Alternatively, you can install the package from the command line (`pip install nltk`) or using your favourite Python package manager such as Anaconda.

In [None]:
# installing the nltk package - press ctrl + enter to run the code cell
!pip install nltk

Once the package has successfully installed, check that you can import the package:

In [None]:
# import the nltk package
import nltk

We will also be using the NLTK names corpus during this session. You will need to first download the names corpus:

In [None]:
# download the names corpus from the nltk package
nltk.download('names')

Import the names corpus and test that it loads by loading the first 15 names:

In [None]:
# import the name corpus
from nltk.corpus import names

# print the first 15 names in the corpus
print(names.words()[:15])

At this stage, if everything has worked, you should get some output that looks like a list of names
 starting with `['Abagael', 'Abagail', 'Abbe', 'Abbey', 'Abbi', 'Abbie', 'Abby',`

Next we want to make sure that we can load the various other packages that we'll be using during the wānanga:

In [None]:
from IPython.display import Image
import random
import ast
from nltk import NaiveBayesClassifier
from nltk import classify

If everything worked in the import you should have no error messages. 
But it can also be useful to test that things work by using them.

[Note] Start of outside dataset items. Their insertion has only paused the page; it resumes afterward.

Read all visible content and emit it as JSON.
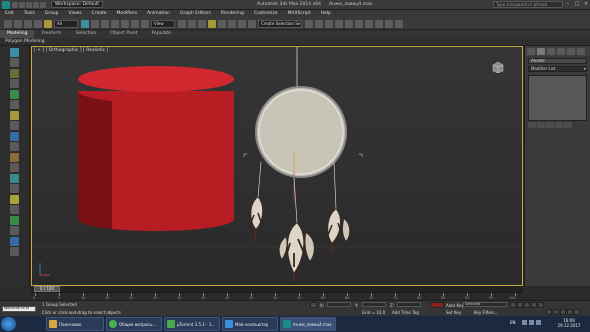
{
  "titlebar": {
    "workspace": "Workspace: Default",
    "title": "Autodesk 3ds Max 2014 x64",
    "filename": "Анжи_ловец4.max",
    "search_placeholder": "Type a keyword or phrase"
  },
  "menubar": {
    "items": [
      "Edit",
      "Tools",
      "Group",
      "Views",
      "Create",
      "Modifiers",
      "Animation",
      "Graph Editors",
      "Rendering",
      "Customize",
      "MAXScript",
      "Help"
    ]
  },
  "toolbar": {
    "selection_filter": "All",
    "coord_system": "View",
    "named_sets": "Create Selection Se"
  },
  "ribbon": {
    "tabs": [
      "Modeling",
      "Freeform",
      "Selection",
      "Object Paint",
      "Populate"
    ],
    "active_tab": "Modeling",
    "sub_label": "Polygon Modeling"
  },
  "viewport": {
    "label": "[ + ] [ Orthographic ] [ Realistic ]",
    "cylinder_color": "#b81d24"
  },
  "command_panel": {
    "object_name": "Anvets",
    "modifier_list": "Modifier List"
  },
  "timeline": {
    "frame": "0 / 100",
    "ticks": [
      "0",
      "5",
      "10",
      "15",
      "20",
      "25",
      "30",
      "35",
      "40",
      "45",
      "50",
      "55",
      "60",
      "65",
      "70",
      "75",
      "80",
      "85",
      "90",
      "95",
      "100"
    ]
  },
  "status": {
    "listener": "Welcome to M",
    "selection": "1 Group Selected",
    "prompt": "Click or click-and-drag to select objects",
    "x_label": "X:",
    "y_label": "Y:",
    "z_label": "Z:",
    "grid": "Grid = 10,0",
    "add_time_tag": "Add Time Tag",
    "auto_key": "Auto Key",
    "set_key": "Set Key",
    "key_mode": "Selected",
    "key_filters": "Key Filters..."
  },
  "taskbar": {
    "tasks": [
      {
        "label": "Поисковик",
        "color": "#d8a63a"
      },
      {
        "label": "Общие вопросы ...",
        "color": "#4caf50"
      },
      {
        "label": "µTorrent 3.5.1 - 1...",
        "color": "#4ca84c"
      },
      {
        "label": "Мой компьютер",
        "color": "#3a8fd8"
      },
      {
        "label": "Анжи_ловец4.max",
        "color": "#1a8a8a"
      }
    ],
    "lang": "EN",
    "time": "16:09",
    "date": "29.12.2017"
  }
}
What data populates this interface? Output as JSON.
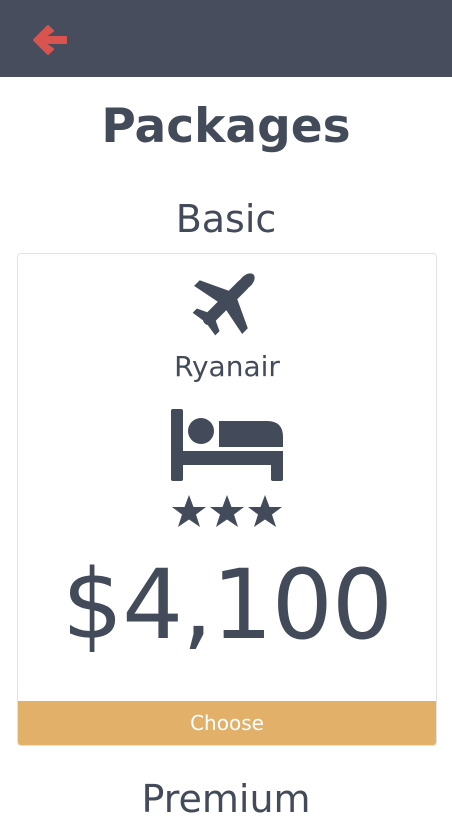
{
  "header": {
    "back_icon": "arrow-left-icon",
    "accent_color": "#d9534f",
    "background_color": "#474d5d"
  },
  "page_title": "Packages",
  "packages": [
    {
      "name": "Basic",
      "flight_icon": "plane-icon",
      "airline": "Ryanair",
      "hotel_icon": "bed-icon",
      "hotel_stars": 3,
      "price": "$4,100",
      "choose_label": "Choose",
      "button_color": "#e2b069"
    },
    {
      "name": "Premium"
    }
  ]
}
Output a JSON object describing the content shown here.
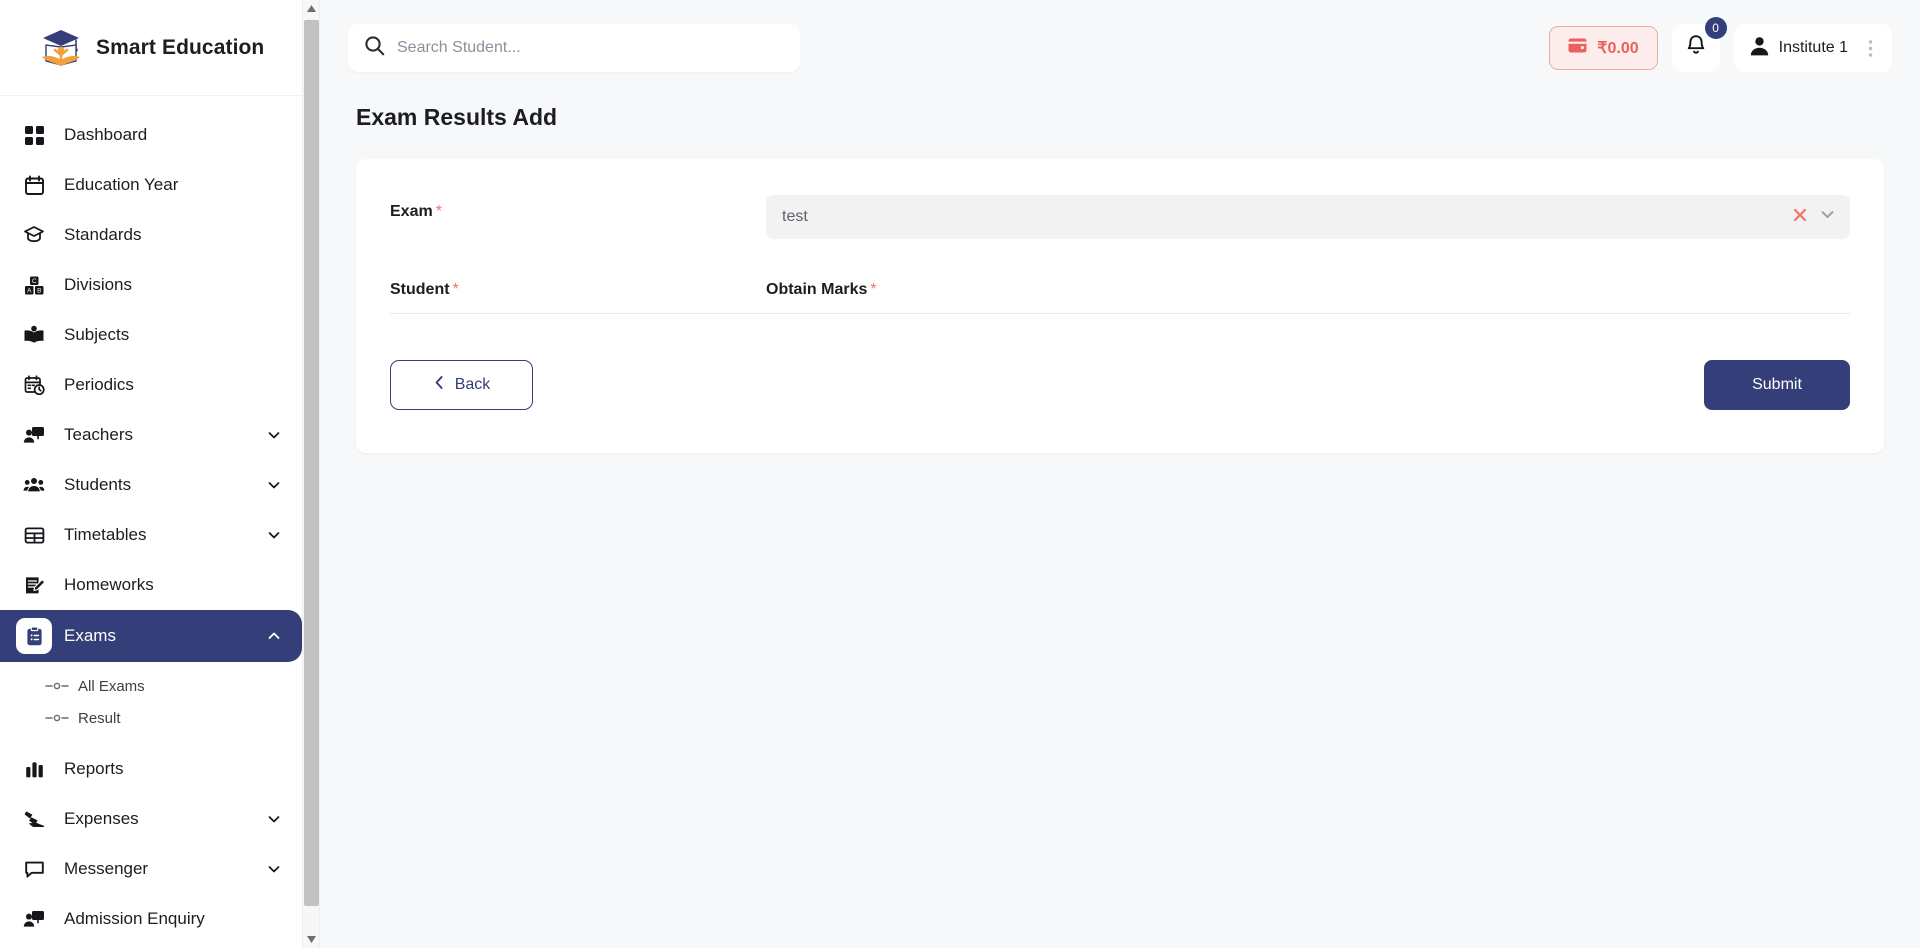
{
  "brand": {
    "title": "Smart Education",
    "logo_icon": "graduation-cap-book-logo"
  },
  "sidebar": {
    "items": [
      {
        "label": "Dashboard",
        "icon": "grid-icon",
        "expandable": false,
        "active": false
      },
      {
        "label": "Education Year",
        "icon": "calendar-icon",
        "expandable": false,
        "active": false
      },
      {
        "label": "Standards",
        "icon": "graduation-cap-icon",
        "expandable": false,
        "active": false
      },
      {
        "label": "Divisions",
        "icon": "blocks-icon",
        "expandable": false,
        "active": false
      },
      {
        "label": "Subjects",
        "icon": "open-book-icon",
        "expandable": false,
        "active": false
      },
      {
        "label": "Periodics",
        "icon": "calendar-clock-icon",
        "expandable": false,
        "active": false
      },
      {
        "label": "Teachers",
        "icon": "presentation-person-icon",
        "expandable": true,
        "active": false
      },
      {
        "label": "Students",
        "icon": "users-icon",
        "expandable": true,
        "active": false
      },
      {
        "label": "Timetables",
        "icon": "table-icon",
        "expandable": true,
        "active": false
      },
      {
        "label": "Homeworks",
        "icon": "note-pencil-icon",
        "expandable": false,
        "active": false
      },
      {
        "label": "Exams",
        "icon": "clipboard-list-icon",
        "expandable": true,
        "active": true
      },
      {
        "label": "Reports",
        "icon": "bar-chart-icon",
        "expandable": false,
        "active": false
      },
      {
        "label": "Expenses",
        "icon": "money-hand-icon",
        "expandable": true,
        "active": false
      },
      {
        "label": "Messenger",
        "icon": "chat-bubble-icon",
        "expandable": true,
        "active": false
      },
      {
        "label": "Admission Enquiry",
        "icon": "presentation-person-icon",
        "expandable": false,
        "active": false
      }
    ],
    "exams_submenu": [
      {
        "label": "All Exams"
      },
      {
        "label": "Result"
      }
    ],
    "scrollbar": {
      "up_arrow": "▲",
      "down_arrow": "▼"
    }
  },
  "topbar": {
    "search": {
      "placeholder": "Search Student...",
      "value": "",
      "icon": "search-icon"
    },
    "wallet": {
      "label": "₹0.00",
      "icon": "wallet-icon",
      "color": "#e9615c"
    },
    "notifications": {
      "count": "0",
      "icon": "bell-icon",
      "badge_color": "#343E78"
    },
    "user": {
      "name": "Institute 1",
      "icon": "user-icon",
      "menu_icon": "kebab-menu-icon"
    }
  },
  "page": {
    "title": "Exam Results Add"
  },
  "form": {
    "exam": {
      "label": "Exam",
      "required_marker": "*",
      "value": "test",
      "clear_icon": "close-x-icon",
      "dropdown_icon": "chevron-down-icon"
    },
    "student": {
      "label": "Student",
      "required_marker": "*"
    },
    "obtain_marks": {
      "label": "Obtain Marks",
      "required_marker": "*"
    }
  },
  "actions": {
    "back_label": "Back",
    "back_icon": "chevron-left-icon",
    "submit_label": "Submit"
  },
  "colors": {
    "primary_navy": "#343E78",
    "danger_red": "#e9615c",
    "page_bg": "#f7f8fa",
    "card_bg": "#ffffff"
  }
}
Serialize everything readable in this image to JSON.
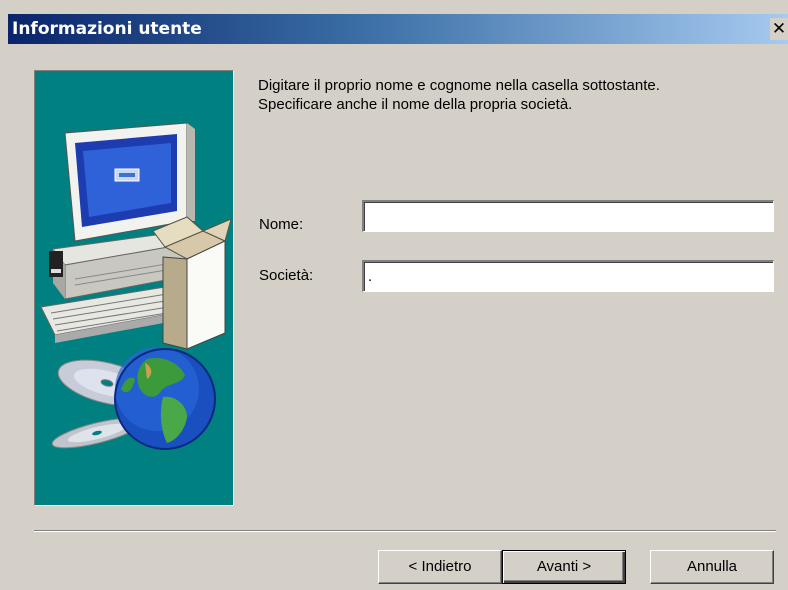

You can run the code below and test that the output from the print statements 
and from the `nb_classifier` line matches the expected output indicated in the comments of the code.

In [None]:
x = [1,2,3,4,5]
random.shuffle(x)
print(x) #should be in random order

y = '''('word','flag')'''
print(type(y)) # expect class 'str'
print(type(ast.literal_eval(y))) # expect tuple

nb_classifier = NaiveBayesClassifier.train([({'feature':'value'},'tag')]) #train on a single piece of "data"
nb_classifier.classify({'feature':'value'}) #expect to classify this as 'tag'

### Importing the selenium package 
We will also be using the `selenium` and `BeautifulSoup4` packages to scrape names from a website. If you do not already have these installed, you will need to install them using the following commands (or your preferred alternative method):

In [None]:
# install the selenium package
!pip install selenium

# install BeautifulSoup4
!pip install BeautifulSoup4

Import the packages and test that they load by checking the versions of the package:

In [None]:
# print the version of the package to ensure it has installed correctly
import selenium
print("Selenium version:",selenium.__version__) #expect a version number, probably 4.31.1

from bs4 import BeautifulSoup
BeautifulSoup('''<p>words words words</p>''','html.parser').find_all('p')
# expect output that looks like '[<p>words words words</p>]'

In [None]:
# clear outputs - just to keep things tidy.
from IPython.display import clear_output
clear_output()